Katie Herzog, a reporter with The Stranger specializing in contrarian takes capriciously piercing Seattle’s liberal bubble, paid her respects by savaging Warren for daring to care about this issue.
“For a moment, this tweet reminded me of someone suffering from memory issues,” Herzog wrote. “Perhaps she forgot the word ‘accident’ and her brain settled on ‘violence’ instead. But, it turns out, that the term ‘traffic violence’ was not made up by whoever or whatever runs the candidate’s Twitter.”
More than 40,000 people died in crashes on American roads last year for the third straight year. Herzog didn’t mention that. And increasingly it is people outside cars who are paying the price; pedestrian deaths are climbing at the fastest rate. Road deaths outnumber gun deaths, and that’s including suicides, which make up the majority of gun deaths. Herzog hasn’t written a think piece about how gun violence is wimpy liberal snowflake language to my knowledge.
“Apparently there’s been an effort to rebrand car accidents as ‘traffic violence’ going back at least a few years,” she added, before giving us a brief book report on safety advocacy. Herzog’s brief tourist trip into safety advocacy led her to advocates like Tom Fucoloro of Seattle Bike Blog and Angie Schmitt, who is writing a book on the pedestrian safety crisis.

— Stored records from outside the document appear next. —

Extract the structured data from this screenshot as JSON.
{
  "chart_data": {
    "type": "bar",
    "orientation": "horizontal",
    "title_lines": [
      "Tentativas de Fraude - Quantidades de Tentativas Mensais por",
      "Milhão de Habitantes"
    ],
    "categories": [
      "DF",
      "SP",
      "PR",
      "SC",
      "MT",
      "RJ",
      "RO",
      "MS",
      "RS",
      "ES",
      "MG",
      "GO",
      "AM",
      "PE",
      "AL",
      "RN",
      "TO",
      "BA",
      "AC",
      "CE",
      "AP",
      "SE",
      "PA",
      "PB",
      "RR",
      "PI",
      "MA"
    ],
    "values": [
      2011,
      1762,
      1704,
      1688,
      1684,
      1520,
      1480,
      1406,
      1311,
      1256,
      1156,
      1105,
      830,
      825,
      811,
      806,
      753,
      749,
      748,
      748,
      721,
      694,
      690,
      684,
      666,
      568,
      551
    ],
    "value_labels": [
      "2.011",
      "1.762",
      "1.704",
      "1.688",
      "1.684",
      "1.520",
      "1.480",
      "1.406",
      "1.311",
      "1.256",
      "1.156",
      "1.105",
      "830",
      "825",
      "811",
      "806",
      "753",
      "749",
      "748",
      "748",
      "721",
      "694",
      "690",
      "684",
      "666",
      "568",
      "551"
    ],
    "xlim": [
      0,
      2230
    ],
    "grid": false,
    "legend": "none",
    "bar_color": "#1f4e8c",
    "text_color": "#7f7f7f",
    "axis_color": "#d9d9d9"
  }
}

Schmitt came to town in October and previewed her book for Seattle safe streets advocates. Bear in mind Herzog’s foray into road safety didn’t get this deep, but high among Schmitt’s suggestions to lower road deaths was for the federal government to embrace Vision Zero (as pledges to eliminate road deaths by a certain year are called) and make it a top priority. This model bore fruit in France, and Sen. Warren’s tweet suggests she is open to something like that–and she is currently polling second behind former Vice President Joe Biden for the Democratic presidential nomination. It’s OK that advocates are excited about this, and personally I think it will help a presidential candidate more than hurt her to lead on this issue.